TimestepEmbedSequential emb传入层

TimestepEmbedSequential作用就是对TimestepBlock的子类输入x之外，多传入一个emb

class TimestepEmbedSequential(nn.Sequential, TimestepBlock):
    """
    A sequential module that passes timestep embeddings to the children that
    support it as an extra input.
    """

    def forward(self, x, emb):
        for layer in self:
            if isinstance(layer, TimestepBlock):
                x = layer(x, emb)
            else:
                x = layer(x)
        return x

那么有哪些TimestepBlock的子类呢，只有一个ResBlock类是继承了TimestepBlock，也就是说只有ResBlock才用传入emb，像在上采样和下采样就不用emb了

Downsample 下采样层

下采样层，直接调用了self.op，self.op有卷积的下采样，和直接平均池化的下采样，2d图像中stride=2（3d的stride=（1，2，2）），stride=2作用是对图像空间h,w=1/2h, 1/2w，长和宽减少一半

class Downsample(nn.Module):
    """
    A downsampling layer with an optional convolution.

    :param channels: channels in the inputs and outputs.
    :param use_conv: a bool determining if a convolution is applied.
    :param dims: determines if the signal is 1D, 2D, or 3D. If 3D, then
                 downsampling occurs in the inner-two dimensions.
    """

    def __init__(self, channels, use_conv, dims=2):
        super().__init__()
        self.channels = channels
        self.use_conv = use_conv
        self.dims = dims
        stride = 2 if dims != 3 else (1, 2, 2)
        if use_conv:
            self.op = conv_nd(dims, channels, channels, 3, stride=stride, padding=1)
        else:
            self.op = avg_pool_nd(stride)

    def forward(self, x):
        assert x.shape[1] == self.channels
        return self.op(x)

Upsample 上采样层

用临近插值interpolate扩大自己空间h,w两倍，如果要卷积，再做一个通道数不变的上卷积

class Upsample(nn.Module):
    """
    An upsampling layer with an optional convolution.

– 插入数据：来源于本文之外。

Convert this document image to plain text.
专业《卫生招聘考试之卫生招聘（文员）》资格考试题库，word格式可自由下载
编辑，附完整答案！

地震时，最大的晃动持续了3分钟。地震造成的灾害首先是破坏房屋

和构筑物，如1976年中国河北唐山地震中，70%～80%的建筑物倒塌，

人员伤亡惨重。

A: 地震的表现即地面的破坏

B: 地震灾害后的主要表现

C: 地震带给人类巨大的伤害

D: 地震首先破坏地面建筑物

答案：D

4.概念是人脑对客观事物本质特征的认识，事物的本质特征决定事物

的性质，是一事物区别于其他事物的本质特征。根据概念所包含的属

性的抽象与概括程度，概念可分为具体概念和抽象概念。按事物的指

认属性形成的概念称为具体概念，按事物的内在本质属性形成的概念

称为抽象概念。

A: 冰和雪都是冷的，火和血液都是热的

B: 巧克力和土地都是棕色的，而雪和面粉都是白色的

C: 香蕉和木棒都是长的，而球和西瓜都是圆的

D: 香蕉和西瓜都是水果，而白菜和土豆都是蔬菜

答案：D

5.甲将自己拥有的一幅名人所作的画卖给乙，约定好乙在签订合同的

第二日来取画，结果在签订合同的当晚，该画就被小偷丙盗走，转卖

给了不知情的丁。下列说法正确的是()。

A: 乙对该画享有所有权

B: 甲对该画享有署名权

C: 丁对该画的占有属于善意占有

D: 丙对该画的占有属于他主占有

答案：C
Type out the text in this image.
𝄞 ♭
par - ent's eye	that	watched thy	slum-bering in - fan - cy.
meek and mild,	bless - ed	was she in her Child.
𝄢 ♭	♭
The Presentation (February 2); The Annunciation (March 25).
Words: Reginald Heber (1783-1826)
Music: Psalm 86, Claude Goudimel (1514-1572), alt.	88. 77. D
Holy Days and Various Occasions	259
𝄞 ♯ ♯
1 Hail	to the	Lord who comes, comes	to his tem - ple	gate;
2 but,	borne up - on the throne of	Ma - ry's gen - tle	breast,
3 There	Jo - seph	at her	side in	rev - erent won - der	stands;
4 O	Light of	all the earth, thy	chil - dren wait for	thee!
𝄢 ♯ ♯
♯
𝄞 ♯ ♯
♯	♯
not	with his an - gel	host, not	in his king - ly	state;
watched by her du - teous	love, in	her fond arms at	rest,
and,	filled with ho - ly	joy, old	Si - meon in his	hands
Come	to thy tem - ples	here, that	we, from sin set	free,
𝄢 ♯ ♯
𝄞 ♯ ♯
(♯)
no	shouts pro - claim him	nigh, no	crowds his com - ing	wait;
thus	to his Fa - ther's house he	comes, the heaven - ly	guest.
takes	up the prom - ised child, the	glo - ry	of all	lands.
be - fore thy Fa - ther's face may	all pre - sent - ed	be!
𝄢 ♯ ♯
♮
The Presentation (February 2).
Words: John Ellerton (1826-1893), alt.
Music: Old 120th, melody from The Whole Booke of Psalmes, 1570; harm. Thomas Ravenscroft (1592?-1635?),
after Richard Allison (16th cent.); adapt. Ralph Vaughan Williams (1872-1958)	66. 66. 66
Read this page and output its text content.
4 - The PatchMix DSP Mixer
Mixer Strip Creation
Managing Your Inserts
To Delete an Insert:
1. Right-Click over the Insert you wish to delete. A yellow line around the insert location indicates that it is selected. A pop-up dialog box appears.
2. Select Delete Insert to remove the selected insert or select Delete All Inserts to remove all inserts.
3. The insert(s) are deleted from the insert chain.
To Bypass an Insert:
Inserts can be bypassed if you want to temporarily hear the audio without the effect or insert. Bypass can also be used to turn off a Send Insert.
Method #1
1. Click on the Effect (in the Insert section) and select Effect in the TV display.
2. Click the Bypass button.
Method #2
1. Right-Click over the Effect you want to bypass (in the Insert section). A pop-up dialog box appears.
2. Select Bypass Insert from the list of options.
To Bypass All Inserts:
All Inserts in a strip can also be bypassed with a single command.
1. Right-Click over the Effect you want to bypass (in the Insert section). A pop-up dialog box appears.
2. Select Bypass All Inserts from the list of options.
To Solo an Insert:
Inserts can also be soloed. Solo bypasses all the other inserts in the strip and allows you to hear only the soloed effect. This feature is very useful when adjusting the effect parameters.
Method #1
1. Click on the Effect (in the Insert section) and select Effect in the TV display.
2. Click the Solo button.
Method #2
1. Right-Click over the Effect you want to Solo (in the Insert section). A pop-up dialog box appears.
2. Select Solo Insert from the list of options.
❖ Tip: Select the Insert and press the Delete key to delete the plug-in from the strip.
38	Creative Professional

    :param channels: channels in the inputs and outputs.
    :param use_conv: a bool determining if a convolution is applied.
    :param dims: determines if the signal is 1D, 2D, or 3D. If 3D, then
                 upsampling occurs in the inner-two dimensions.
    """

    def __init__(self, channels, use_conv, dims=2):
        super().__init__()
        self.channels = channels
        self.use_conv = use_conv
        self.dims = dims
        if use_conv:
            self.conv = conv_nd(dims, channels, channels, 3, padding=1)

    def forward(self, x):
        assert x.shape[1] == self.channels
        if self.dims == 3:
            x = F.interpolate(
                x, (x.shape[2], x.shape[3] * 2, x.shape[4] * 2), mode="nearest"
            )
        else:
            x = F.interpolate(x, scale_factor=2, mode="nearest")
        if self.use_conv:
            x = self.conv(x)
        return x

AttentionBlock 注意力机制层

直接看_forward，首先x变成3维的[batch-size,channel,-1]，将x归一化norm，再送入qkv，得到qkv三个量
将qkv reshape，变成 batch-size×num_head，-1（序列长度），qkv.shape[2]（特征维度）
将qkv送如QKVAttention类，得到h，h是经过注意力之后的结果，将h reshape，再经过投影层，加回x，所以这是一个带残差的attention注意力机制

class AttentionBlock(nn.Module):
    """
    An attention block that allows spatial positions to attend to each other.

    Originally ported from here, but adapted to the N-d case.
    https://github.com/hojonathanho/diffusion/blob/1e0dceb3b3495bbe19116a5e1b3596cd0706c543/diffusion_tf/models/unet.py#L66.
    """

    def __init__(self, channels, num_heads=1, use_checkpoint=False):
        super().__init__()
        self.channels = channels
        self.num_heads = num_heads
        self.use_checkpoint = use_checkpoint

        self.norm = normalization(channels)
        self.qkv = conv_nd(1, channels, channels * 3, 1)
        self.attention = QKVAttention()
        self.proj_out = zero_module(conv_nd(1, channels, channels, 1))

    def forward(self, x):
        return checkpoint(self._forward, (x,), self.parameters(), self.use_checkpoint)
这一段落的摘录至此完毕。